71bd1d7 implements what we just discussed.

The only bit I dislike is that, insofar as we attach to set, we seem to be stuck in a flat namespace shared with general Groovysh preferences. The current implementation will end up writing a file like this:

<?xml version="1.0" encoding="UTF-8" standalone="no"?>
<!DOCTYPE map SYSTEM "http://java.sun.com/dtd/preferences.dtd">
<map MAP_XML_VERSION="1.0">
  <entry key="tp-olap-result-peek" value="13"/>
  <entry key="tp-oltp-result-peek" value="-1"/>
</map>

with a path like ~/.java/.userPrefs/org/codehaus/groovy/tools/shell/prefs.xml (on Linux at least).

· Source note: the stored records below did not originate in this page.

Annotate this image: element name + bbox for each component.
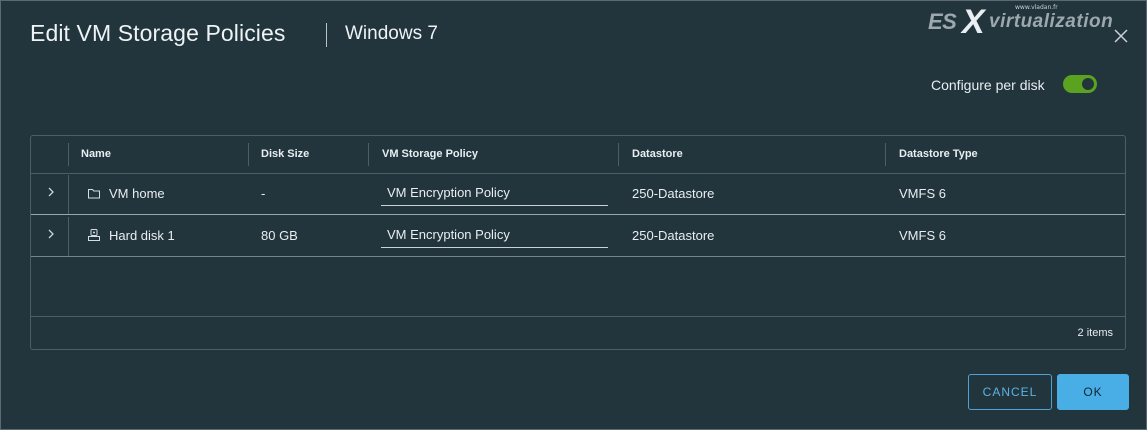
vm-storage-policy-select[interactable]: VM Encryption Policy bbox=[381, 223, 608, 248]
grid-footer: 2 items bbox=[31, 316, 1125, 349]
column-header-datastore[interactable]: Datastore bbox=[632, 136, 683, 173]
policy-value: VM Encryption Policy bbox=[387, 185, 510, 200]
expand-row-button[interactable] bbox=[45, 185, 57, 199]
watermark-brand-es: ES bbox=[928, 9, 957, 34]
row-datastore: 250-Datastore bbox=[632, 228, 715, 243]
vm-storage-policy-select[interactable]: VM Encryption Policy bbox=[381, 181, 608, 206]
watermark-brand-x: X bbox=[962, 3, 985, 41]
configure-per-disk-toggle[interactable] bbox=[1063, 75, 1097, 93]
row-disk-size: - bbox=[261, 186, 266, 201]
configure-per-disk-label: Configure per disk bbox=[931, 77, 1045, 93]
table-row[interactable]: Hard disk 1 80 GB VM Encryption Policy 2… bbox=[31, 217, 1125, 257]
hard-disk-icon bbox=[87, 228, 101, 242]
column-header-name[interactable]: Name bbox=[81, 136, 111, 173]
row-datastore: 250-Datastore bbox=[632, 186, 715, 201]
chevron-right-icon bbox=[48, 229, 54, 239]
column-header-datastore-type[interactable]: Datastore Type bbox=[899, 136, 978, 173]
column-header-vm-storage-policy[interactable]: VM Storage Policy bbox=[382, 136, 478, 173]
table-row[interactable]: VM home - VM Encryption Policy 250-Datas… bbox=[31, 175, 1125, 215]
row-datastore-type: VMFS 6 bbox=[899, 228, 946, 243]
watermark-url: www.vladan.fr bbox=[1015, 4, 1058, 11]
column-divider bbox=[885, 143, 886, 166]
ok-button[interactable]: OK bbox=[1057, 374, 1129, 410]
row-name: VM home bbox=[109, 186, 165, 201]
column-divider bbox=[618, 143, 619, 166]
watermark-brand-rest: virtualization bbox=[989, 11, 1114, 32]
row-divider bbox=[68, 217, 69, 256]
row-divider bbox=[68, 175, 69, 214]
dialog-subtitle: Windows 7 bbox=[345, 23, 438, 44]
grid-header: Name Disk Size VM Storage Policy Datasto… bbox=[31, 136, 1125, 174]
column-divider bbox=[248, 143, 249, 166]
row-name: Hard disk 1 bbox=[109, 228, 175, 243]
row-datastore-type: VMFS 6 bbox=[899, 186, 946, 201]
policy-value: VM Encryption Policy bbox=[387, 227, 510, 242]
storage-policy-grid: Name Disk Size VM Storage Policy Datasto… bbox=[30, 135, 1126, 350]
toggle-knob bbox=[1082, 78, 1094, 90]
close-icon bbox=[1114, 29, 1128, 43]
title-separator bbox=[326, 23, 327, 47]
column-divider bbox=[368, 143, 369, 166]
expand-row-button[interactable] bbox=[45, 227, 57, 241]
cancel-button[interactable]: CANCEL bbox=[968, 374, 1052, 410]
folder-icon bbox=[87, 186, 101, 200]
column-header-disk-size[interactable]: Disk Size bbox=[261, 136, 309, 173]
dialog-title: Edit VM Storage Policies bbox=[30, 20, 286, 46]
items-count: 2 items bbox=[1077, 327, 1113, 339]
edit-vm-storage-policies-dialog: Edit VM Storage Policies Windows 7 www.v… bbox=[0, 0, 1147, 430]
row-disk-size: 80 GB bbox=[261, 228, 298, 243]
close-button[interactable] bbox=[1113, 28, 1129, 44]
column-divider bbox=[68, 143, 69, 166]
chevron-right-icon bbox=[48, 187, 54, 197]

Preferences is inherently hierarchical. It's appealing to instead have our own namespace with a separate prefs.xml file, so that we could rule out key collisions. I couldn't figure out how to do this with the set feature though. It appears to just wire up to a Preferences.put call.

I tried putting slashes in the put key, wondering if that would be interpreted as Preference node hierarchy, but that doesn't appear to be the case. Keys with slashes are passed through without any apparent interpretation. The result is a file like this:

<?xml version="1.0" encoding="UTF-8" standalone="no"?>
<!DOCTYPE map SYSTEM "http://java.sun.com/dtd/preferences.dtd">
<map MAP_XML_VERSION="1.0">
  <entry key="tinkerpop/olap-result-peek" value="13"/>
  <entry key="tinkerpop/oltp-result-peek" value="-1"/>
</map>

at the same .../shell/prefs.xml path mentioned above. I think we would need to call something like <Preferences parent object>.node("tinkerpop").put("olap-result-peek", "13"), but I don't see how to do that within the limitations of set. Maybe we could register a command -- perhaps one that overrides the default set behavior -- but maybe that just leads to crazytown.

spmallette commented 9 years ago

Want to hear some real crazytown? I secretly often feel like writing our own console :smiling_imp: Anyway, I would say that what you have is probably good enough to cope with the scope of this issue. We have this issue referenced in TP3 at this point so hopefully we can look at what you have here and determine the direction to go for the future.

dalaro commented 9 years ago

A rewrite is tempting... I'm not volunteering though :chicken:

Should I reimplement this on TP3 as a PR for tinkerpop/tinkerpop3#556, or would you rather handle that separately?

spmallette commented 9 years ago

Been thinking about this one - let's wait on an PR for this - I've referenced this issue over in TP3 so we can get back to this issue. This might yet be how we want to do it, but I'd like to take more time to make that decision. Thanks.

dalaro commented 9 years ago

Thanks for following up. This feature shipped in Titan 0.5.4. Since the linked TP3 issue is pending consideration and since there are no next steps here, I'm going to close.